# Introduction

The notebooks in this folder analyze different properties of several loss functions commonly used when training machine learning models. For each loss function, we cover

1. the predicted statistic when minimzing the loss function
1. visualization of the loss function for a single example.
1. the maximum-likelihood interpretation of the loss function (TODO)

# Symbols

For a given example, I'll use

* $\mathbf{x}$ to represent the feature vector
* $t$ to represent the label (aka. target)
* $y$ or $y(\mathbf{x})$ to represent the prediction

We assume the function $y(\mathbf{x})$ is completely flexible (
[PRML](https://www.microsoft.com/en-us/research/uploads/prod/2006/01/Bishop-Pattern-Recognition-and-Machine-Learning-2006.pdf),
Page 46), so that the derivative of the loss function wrt. $y(\mathbf{x})$
exists.

# Summary (WIP)

| Loss function name             | $L(y, t)$                                                     | $\arg \min_{y} \mathbb{E}[L]$ | Conditional distribution | $p(t|\mathbf{x}, y)$                                                                                  |
|--------------------------------|-----------------------------------------------------------------------------|---------------------------------------------------|---------------------------------------|-----------------------------------------------------------------------------------------------------|
| Minkowski loss (q=2, aka. MSE) | $ \left|y - t \right|^2 $   | Conditional mean: $\mathbb{E}[t|\mathbf{x}]$     | Gaussian                              | $\frac{1}{\sqrt{2 \pi \sigma^2}} \exp \left \{- \frac{1}{2} \frac{|t - y|^2}{\sigma^2} \right \}$ |
| Minkowski loss (q=1, aka.
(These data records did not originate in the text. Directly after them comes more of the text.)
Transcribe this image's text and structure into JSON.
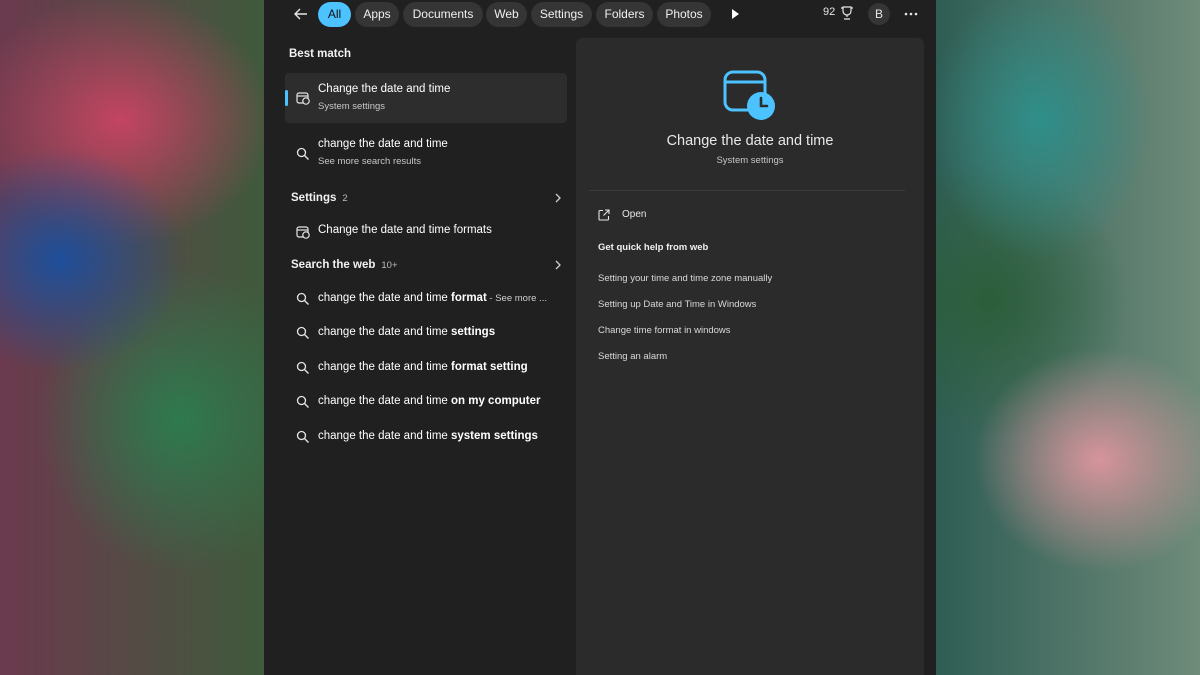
{
  "topbar": {
    "filters": [
      "All",
      "Apps",
      "Documents",
      "Web",
      "Settings",
      "Folders",
      "Photos"
    ],
    "points": "92",
    "avatar_letter": "B"
  },
  "best_match": {
    "heading": "Best match",
    "title": "Change the date and time",
    "subtitle": "System settings"
  },
  "search_suggestion": {
    "title": "change the date and time",
    "subtitle": "See more search results"
  },
  "settings_section": {
    "heading": "Settings",
    "count": "2",
    "item": "Change the date and time formats"
  },
  "web_section": {
    "heading": "Search the web",
    "count": "10+",
    "items": [
      {
        "prefix": "change the date and time",
        "bold": "format",
        "suffix": " - See more ..."
      },
      {
        "prefix": "change the date and time",
        "bold": "settings",
        "suffix": ""
      },
      {
        "prefix": "change the date and time",
        "bold": "format setting",
        "suffix": ""
      },
      {
        "prefix": "change the date and time",
        "bold": "on my computer",
        "suffix": ""
      },
      {
        "prefix": "change the date and time",
        "bold": "system settings",
        "suffix": ""
      }
    ]
  },
  "preview": {
    "title": "Change the date and time",
    "subtitle": "System settings",
    "open_label": "Open",
    "quick_help_title": "Get quick help from web",
    "quick_help_links": [
      "Setting your time and time zone manually",
      "Setting up Date and Time in Windows",
      "Change time format in windows",
      "Setting an alarm"
    ]
  },
  "colors": {
    "accent": "#4cc2ff",
    "panel": "#202020",
    "preview": "#2b2b2b",
    "annotation_arrow": "#e01010"
  }
}
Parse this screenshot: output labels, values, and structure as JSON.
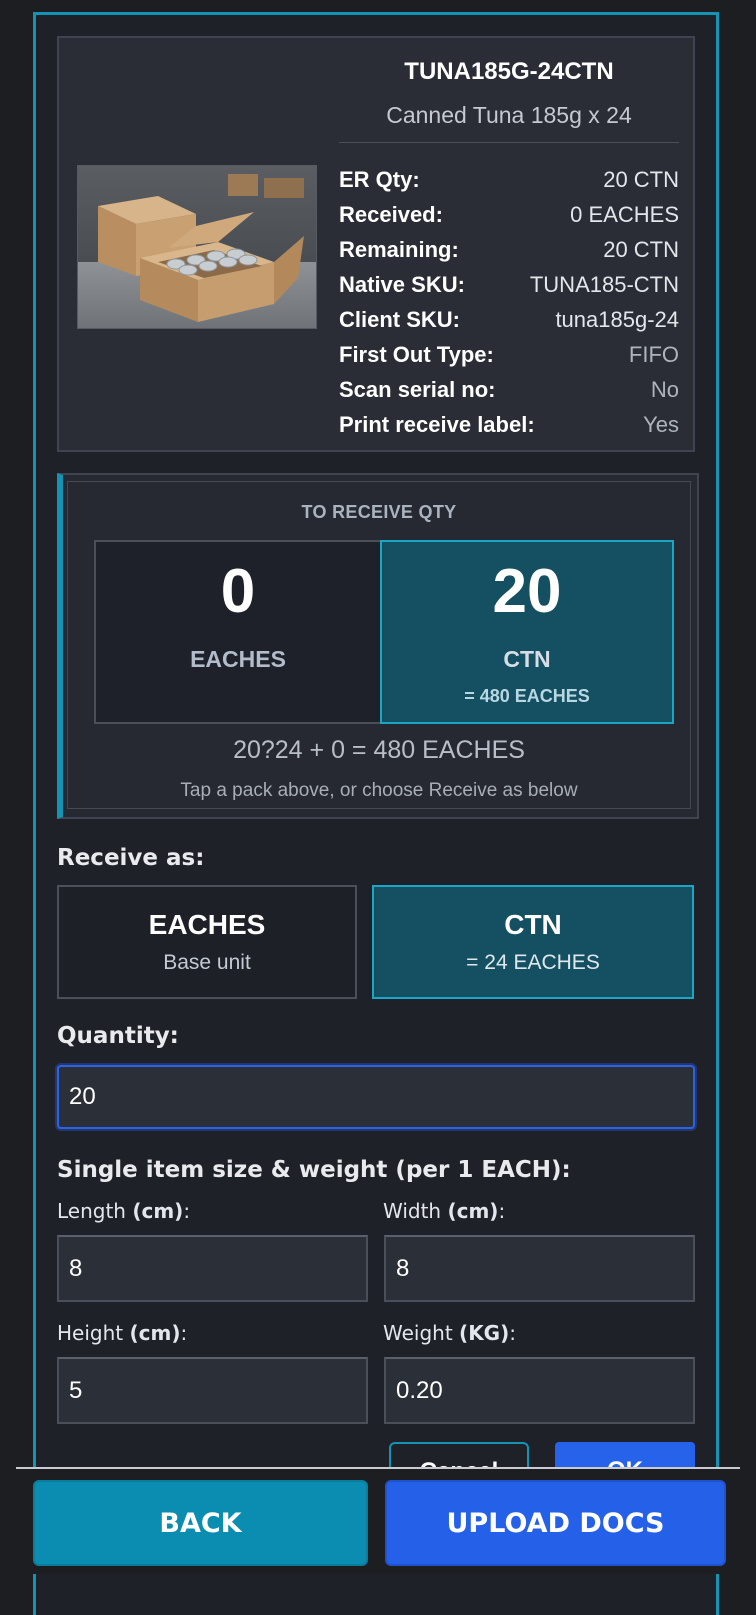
{
  "item": {
    "sku": "TUNA185G-24CTN",
    "description": "Canned Tuna 185g x 24",
    "details": [
      {
        "label": "ER Qty:",
        "value": "20 CTN"
      },
      {
        "label": "Received:",
        "value": "0 EACHES"
      },
      {
        "label": "Remaining:",
        "value": "20 CTN"
      },
      {
        "label": "Native SKU:",
        "value": "TUNA185-CTN"
      },
      {
        "label": "Client SKU:",
        "value": "tuna185g-24"
      },
      {
        "label": "First Out Type:",
        "value": "FIFO"
      },
      {
        "label": "Scan serial no:",
        "value": "No"
      },
      {
        "label": "Print receive label:",
        "value": "Yes"
      }
    ]
  },
  "to_receive": {
    "title": "TO RECEIVE QTY",
    "eaches_value": "0",
    "eaches_unit": "EACHES",
    "ctn_value": "20",
    "ctn_unit": "CTN",
    "ctn_conversion": "= 480 EACHES",
    "formula": "20?24 + 0 = 480 EACHES",
    "hint": "Tap a pack above, or choose Receive as below"
  },
  "receive_as": {
    "label": "Receive as:",
    "options": [
      {
        "title": "EACHES",
        "subtitle": "Base unit"
      },
      {
        "title": "CTN",
        "subtitle": "= 24 EACHES"
      }
    ],
    "selected": "CTN"
  },
  "quantity": {
    "label": "Quantity:",
    "value": "20"
  },
  "dimensions": {
    "heading": "Single item size & weight (per 1 EACH):",
    "length": {
      "label": "Length ",
      "unit": "(cm)",
      "suffix": ":",
      "value": "8"
    },
    "width": {
      "label": "Width ",
      "unit": "(cm)",
      "suffix": ":",
      "value": "8"
    },
    "height": {
      "label": "Height ",
      "unit": "(cm)",
      "suffix": ":",
      "value": "5"
    },
    "weight": {
      "label": "Weight ",
      "unit": "(KG)",
      "suffix": ":",
      "value": "0.20"
    }
  },
  "dialog_buttons": {
    "cancel": "Cancel",
    "ok": "OK"
  },
  "footer": {
    "back": "BACK",
    "upload": "UPLOAD DOCS"
  },
  "colors": {
    "accent": "#1493b3",
    "selected_fill": "#145062",
    "primary": "#2763ea"
  }
}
MAE) | $ \left|y - t \right|^1 $   | Conditional median: $F_{t|\mathbf{x}}^{-1}(0.5)$ | Laplace                             | $\frac{1}{2 \sigma} \exp \left \{- \frac{|t - y|}{\sigma} \right \}$                                      |
| Minkowski loss (q=0)           | $ \lim_{ q\rightarrow 0} \left|y - t \right|^{q} $ | Conditional mode                                 | $?$                                     | $?$                                                                                                   |
|Log-loss (aka. cross-entropy loss) | $-\left[ t \ln y + (1 - t) \ln(1 - y) \right]$ | Conditional mean: $\mathbb{E}[t|\mathbf{x}]$ | Bernoulli | $\exp \Big \{ t \ln y + (1 - t) \ln (1 - y) \Big \}$ |
|Poisson loss | $   y - t \ln y $ | Conditional mean: $\mathbb{E}[t|\mathbf{x}]$ | Poisson | $\exp \Big \{ t \ln y - y - \ln t! \Big\}$ |
|Pinball loss | $(t - y) (\tau - \mathbb{I}(t < y))$ | Conditional quantile: $F_{t|\mathbf{x}}^{-1}(\tau)$ | Asymmetric Laplace | $\frac{\tau(1 - \tau)}{ \sigma } \exp \left\{ -\frac{(t - y) (\tau - \mathbb{I}(t < y))}{\sigma} \right \}$ |